Assim, se por um lado há uma generalização “forçada” de preceitos morais, por outro, é possível que toda a situação contratual sirva apenas como uma justificativa para uma intuição de justiça pré-concebida por Rawls.

2. As cláusulas do contrato: os dois princípios de justiça

Os princípios da justiça propostos por Rawls são dois: o primeiro é chamado de princípio da liberdade igual; o segundo pode ser dividido em princípio da diferença e princípio da igualdade equitativa de oportunidades. Sua exposição definitiva ocorre na seção 46 e é a que segue: Primeiro princípio: cada pessoa deve ter um direito igual ao mais abrangente sistema total de liberdades básicas iguais que seja compatível com um sistema similar de liberdade para todos. 300 Segundo princípio: as desigualdades econômicas e sociais devem ser dispostas de modo a que tanto: (a) se estabeleçam para o máximo benefício possível dos menos favorecidos [...] como (b) estejam vinculadas a cargos e posições abertas a todos em condições de igualdade equitativa de oportunidades. (RAWLS, 2008, p. 376) Há, obviamente, uma maneira desses princípios se relacionar. Para esclarecer tal questão, Rawls elabora um sistema de prioridade entre eles: o primeiro princípio antecede o segundo, e a igualdade de oportunidades precede o princípio da diferença. A razão disto é que Rawls não aceita uma restrição das liberdades básicas em troca de um maior favorecimento socioeconômico ou mais facilidade de acesso a cargos públicos. Estas liberdades compreendem: [...] a liberdade política (o direito ao voto e a exercer cargo público) e a liberdade de expressão e reunião; a liberdade de consciência e de pensamento; a liberdade individual, que compreende a proteção psicológica, a agressão e a mutilação (integridade da pessoa); o direito à propriedade pessoal e a proteção contra a prisão e detenção arbitrárias, segundo o conceito do Estado de Direito (Ibid., p. 74). Dizer que há uma ordenação léxica, ou seja, de prioridade entre os princípios significa que o primeiro tem um peso absoluto com relação ao segundo e assim por diante. As questões concernentes ao segundo princípio só são discutidas se o primeiro já for totalmente satisfeito ou se não se a aplicar à questão em cheque. 

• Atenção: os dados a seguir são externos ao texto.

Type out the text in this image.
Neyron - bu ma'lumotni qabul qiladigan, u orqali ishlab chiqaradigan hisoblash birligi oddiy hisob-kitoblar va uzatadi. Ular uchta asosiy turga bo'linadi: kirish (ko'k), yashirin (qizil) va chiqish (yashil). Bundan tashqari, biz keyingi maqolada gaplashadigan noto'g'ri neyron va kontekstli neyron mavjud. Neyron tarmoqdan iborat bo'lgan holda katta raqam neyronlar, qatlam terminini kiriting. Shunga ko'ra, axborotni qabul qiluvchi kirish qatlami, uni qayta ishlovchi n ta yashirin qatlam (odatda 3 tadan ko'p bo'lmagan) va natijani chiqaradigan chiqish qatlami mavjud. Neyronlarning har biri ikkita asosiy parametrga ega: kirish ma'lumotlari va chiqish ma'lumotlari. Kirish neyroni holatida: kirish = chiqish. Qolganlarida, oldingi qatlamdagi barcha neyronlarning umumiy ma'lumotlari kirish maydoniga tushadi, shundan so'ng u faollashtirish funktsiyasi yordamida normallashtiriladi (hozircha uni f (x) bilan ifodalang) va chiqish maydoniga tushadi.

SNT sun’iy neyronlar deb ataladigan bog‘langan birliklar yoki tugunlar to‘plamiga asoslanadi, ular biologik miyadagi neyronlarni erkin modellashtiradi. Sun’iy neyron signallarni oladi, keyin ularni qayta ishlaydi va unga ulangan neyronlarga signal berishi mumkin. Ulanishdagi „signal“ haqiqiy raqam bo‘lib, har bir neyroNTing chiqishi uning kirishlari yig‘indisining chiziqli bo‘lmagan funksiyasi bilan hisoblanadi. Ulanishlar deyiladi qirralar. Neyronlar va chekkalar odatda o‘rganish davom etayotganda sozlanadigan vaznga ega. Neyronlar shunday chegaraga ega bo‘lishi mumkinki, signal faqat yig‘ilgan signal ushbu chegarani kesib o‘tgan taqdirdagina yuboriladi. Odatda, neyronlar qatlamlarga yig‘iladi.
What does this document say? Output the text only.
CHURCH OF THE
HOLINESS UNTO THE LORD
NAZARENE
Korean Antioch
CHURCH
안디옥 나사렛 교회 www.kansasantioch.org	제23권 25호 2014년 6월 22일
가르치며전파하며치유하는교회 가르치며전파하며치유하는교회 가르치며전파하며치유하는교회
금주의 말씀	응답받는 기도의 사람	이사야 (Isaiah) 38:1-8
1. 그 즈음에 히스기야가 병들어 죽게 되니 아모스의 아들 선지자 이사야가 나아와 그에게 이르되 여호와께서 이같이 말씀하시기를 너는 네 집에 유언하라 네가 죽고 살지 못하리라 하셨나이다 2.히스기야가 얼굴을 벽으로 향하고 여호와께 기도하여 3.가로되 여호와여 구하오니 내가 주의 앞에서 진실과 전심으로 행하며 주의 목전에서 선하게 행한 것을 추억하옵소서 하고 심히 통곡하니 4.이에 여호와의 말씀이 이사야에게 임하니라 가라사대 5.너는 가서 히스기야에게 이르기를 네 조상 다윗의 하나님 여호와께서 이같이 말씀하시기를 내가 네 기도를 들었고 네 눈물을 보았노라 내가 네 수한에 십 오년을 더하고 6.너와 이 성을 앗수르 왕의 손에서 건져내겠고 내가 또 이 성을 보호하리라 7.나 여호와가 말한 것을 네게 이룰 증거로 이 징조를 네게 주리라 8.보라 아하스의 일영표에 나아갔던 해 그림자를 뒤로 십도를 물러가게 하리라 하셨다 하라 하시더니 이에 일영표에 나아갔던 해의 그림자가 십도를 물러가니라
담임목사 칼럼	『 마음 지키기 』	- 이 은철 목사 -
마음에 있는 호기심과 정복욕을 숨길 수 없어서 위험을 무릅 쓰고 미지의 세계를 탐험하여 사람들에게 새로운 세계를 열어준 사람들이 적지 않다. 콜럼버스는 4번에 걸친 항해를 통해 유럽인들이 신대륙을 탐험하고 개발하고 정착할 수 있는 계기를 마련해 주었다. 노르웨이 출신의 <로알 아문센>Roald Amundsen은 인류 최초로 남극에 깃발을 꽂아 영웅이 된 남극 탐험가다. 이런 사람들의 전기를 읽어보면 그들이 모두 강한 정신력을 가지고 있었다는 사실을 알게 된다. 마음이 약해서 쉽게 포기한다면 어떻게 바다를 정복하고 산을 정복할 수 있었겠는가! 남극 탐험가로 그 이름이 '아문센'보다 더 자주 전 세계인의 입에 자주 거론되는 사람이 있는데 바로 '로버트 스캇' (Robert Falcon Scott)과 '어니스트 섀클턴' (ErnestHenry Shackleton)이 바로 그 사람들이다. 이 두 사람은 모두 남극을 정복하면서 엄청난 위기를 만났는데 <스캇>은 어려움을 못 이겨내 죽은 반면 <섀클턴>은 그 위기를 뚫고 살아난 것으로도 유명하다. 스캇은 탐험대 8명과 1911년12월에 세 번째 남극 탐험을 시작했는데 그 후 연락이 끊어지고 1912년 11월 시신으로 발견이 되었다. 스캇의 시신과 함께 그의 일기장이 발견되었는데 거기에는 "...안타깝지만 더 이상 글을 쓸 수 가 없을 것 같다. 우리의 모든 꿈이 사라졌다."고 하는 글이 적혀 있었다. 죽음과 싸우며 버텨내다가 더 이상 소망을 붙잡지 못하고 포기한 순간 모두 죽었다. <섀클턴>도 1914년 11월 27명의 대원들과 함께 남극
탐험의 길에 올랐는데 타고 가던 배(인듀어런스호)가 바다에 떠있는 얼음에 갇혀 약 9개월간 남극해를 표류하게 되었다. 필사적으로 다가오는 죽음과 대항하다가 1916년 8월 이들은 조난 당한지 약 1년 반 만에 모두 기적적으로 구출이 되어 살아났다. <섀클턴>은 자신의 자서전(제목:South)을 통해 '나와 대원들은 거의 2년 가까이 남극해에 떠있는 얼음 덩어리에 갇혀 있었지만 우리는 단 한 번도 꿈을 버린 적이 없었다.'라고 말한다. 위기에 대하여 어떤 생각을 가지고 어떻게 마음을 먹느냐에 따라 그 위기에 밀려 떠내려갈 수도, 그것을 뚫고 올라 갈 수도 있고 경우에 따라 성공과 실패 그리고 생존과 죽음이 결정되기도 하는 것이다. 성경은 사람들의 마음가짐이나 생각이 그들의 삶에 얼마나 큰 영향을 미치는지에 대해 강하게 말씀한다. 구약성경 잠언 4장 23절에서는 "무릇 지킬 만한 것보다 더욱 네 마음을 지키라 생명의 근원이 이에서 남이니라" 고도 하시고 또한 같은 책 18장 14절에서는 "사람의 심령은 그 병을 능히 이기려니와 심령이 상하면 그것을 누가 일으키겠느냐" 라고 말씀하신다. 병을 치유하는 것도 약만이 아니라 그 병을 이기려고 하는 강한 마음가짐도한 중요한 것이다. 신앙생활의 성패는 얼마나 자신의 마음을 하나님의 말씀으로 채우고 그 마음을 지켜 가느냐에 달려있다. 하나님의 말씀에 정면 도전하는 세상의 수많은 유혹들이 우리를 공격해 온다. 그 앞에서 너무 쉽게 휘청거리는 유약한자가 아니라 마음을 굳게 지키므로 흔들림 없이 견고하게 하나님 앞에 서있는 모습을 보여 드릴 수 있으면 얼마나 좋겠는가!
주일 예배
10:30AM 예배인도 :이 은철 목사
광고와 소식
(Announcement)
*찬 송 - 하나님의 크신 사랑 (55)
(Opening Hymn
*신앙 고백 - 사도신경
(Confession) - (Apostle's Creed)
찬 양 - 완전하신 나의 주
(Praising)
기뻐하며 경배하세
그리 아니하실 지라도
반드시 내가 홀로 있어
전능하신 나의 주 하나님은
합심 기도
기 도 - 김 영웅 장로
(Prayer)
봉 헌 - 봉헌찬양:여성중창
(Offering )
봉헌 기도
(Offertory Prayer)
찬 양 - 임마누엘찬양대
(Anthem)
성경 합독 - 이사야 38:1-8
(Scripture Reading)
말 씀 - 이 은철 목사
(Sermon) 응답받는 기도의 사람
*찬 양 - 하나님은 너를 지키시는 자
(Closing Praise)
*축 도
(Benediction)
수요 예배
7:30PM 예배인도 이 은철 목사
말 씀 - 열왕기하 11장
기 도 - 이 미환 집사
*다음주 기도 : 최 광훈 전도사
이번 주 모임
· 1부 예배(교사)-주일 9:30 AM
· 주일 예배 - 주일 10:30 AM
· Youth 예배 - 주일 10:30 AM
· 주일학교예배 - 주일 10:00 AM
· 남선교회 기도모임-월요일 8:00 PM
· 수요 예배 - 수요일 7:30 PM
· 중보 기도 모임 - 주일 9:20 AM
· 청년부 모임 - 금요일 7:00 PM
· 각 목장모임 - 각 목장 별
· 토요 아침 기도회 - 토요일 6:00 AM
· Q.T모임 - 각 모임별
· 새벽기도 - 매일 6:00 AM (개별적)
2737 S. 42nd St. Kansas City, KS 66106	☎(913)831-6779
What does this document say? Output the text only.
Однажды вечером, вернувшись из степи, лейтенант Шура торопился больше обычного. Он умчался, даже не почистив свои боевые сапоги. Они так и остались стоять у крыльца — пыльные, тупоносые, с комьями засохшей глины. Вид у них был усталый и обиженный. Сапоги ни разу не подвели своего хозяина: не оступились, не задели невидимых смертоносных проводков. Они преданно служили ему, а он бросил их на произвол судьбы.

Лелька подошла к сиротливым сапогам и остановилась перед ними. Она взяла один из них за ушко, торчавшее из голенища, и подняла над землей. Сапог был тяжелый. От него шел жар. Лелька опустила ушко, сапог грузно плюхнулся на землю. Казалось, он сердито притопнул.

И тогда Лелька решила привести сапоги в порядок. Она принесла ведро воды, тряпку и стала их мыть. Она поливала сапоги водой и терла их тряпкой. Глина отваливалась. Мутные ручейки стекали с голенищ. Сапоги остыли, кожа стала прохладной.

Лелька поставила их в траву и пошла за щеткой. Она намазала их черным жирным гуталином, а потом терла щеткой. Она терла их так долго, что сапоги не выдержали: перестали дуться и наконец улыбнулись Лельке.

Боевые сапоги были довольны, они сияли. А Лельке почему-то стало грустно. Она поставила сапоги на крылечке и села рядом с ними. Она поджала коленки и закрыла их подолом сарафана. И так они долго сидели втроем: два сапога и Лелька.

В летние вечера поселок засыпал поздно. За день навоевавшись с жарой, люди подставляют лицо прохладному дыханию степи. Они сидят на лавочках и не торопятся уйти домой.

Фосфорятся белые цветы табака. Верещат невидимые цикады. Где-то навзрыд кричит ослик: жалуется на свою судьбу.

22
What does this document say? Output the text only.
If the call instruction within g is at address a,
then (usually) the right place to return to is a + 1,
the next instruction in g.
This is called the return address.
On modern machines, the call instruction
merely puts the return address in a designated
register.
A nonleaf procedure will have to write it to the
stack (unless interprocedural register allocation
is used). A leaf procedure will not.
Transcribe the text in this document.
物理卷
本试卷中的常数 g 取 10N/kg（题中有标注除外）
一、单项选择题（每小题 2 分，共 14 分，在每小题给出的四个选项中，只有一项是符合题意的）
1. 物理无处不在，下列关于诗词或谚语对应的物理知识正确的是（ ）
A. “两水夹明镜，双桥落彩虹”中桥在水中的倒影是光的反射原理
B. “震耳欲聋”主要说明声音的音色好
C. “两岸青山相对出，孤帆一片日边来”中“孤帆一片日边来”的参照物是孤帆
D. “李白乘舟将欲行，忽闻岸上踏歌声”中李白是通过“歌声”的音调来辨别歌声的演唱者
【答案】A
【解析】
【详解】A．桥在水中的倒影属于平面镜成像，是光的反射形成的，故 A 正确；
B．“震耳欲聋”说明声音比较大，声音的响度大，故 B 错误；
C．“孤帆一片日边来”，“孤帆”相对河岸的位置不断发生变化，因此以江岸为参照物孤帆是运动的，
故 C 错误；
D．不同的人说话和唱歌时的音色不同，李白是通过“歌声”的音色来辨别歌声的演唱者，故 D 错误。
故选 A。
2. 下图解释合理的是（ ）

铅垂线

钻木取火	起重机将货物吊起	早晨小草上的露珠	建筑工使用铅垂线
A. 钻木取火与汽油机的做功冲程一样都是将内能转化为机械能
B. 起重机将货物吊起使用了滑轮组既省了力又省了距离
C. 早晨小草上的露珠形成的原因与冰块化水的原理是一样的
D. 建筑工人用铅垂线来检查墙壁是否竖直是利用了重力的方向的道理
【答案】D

Por dar preferência à liberdade e à igualdade de oportunidades, Rawls é visto como um liberal. No entanto, ele possui preocupações igualitárias, visto que o princípio da diferença busca atenuar desigualdades socio econômicas, ou ao menos dispô-las de forma que os menos favorecidos tenham alguma vantagem com isso. Conforme disse anteriormente, discussões pormenorizadas como o princípio de poupança justa, princípio da eficiência e da maximização da soma de vantagens não serão tratadas aqui. 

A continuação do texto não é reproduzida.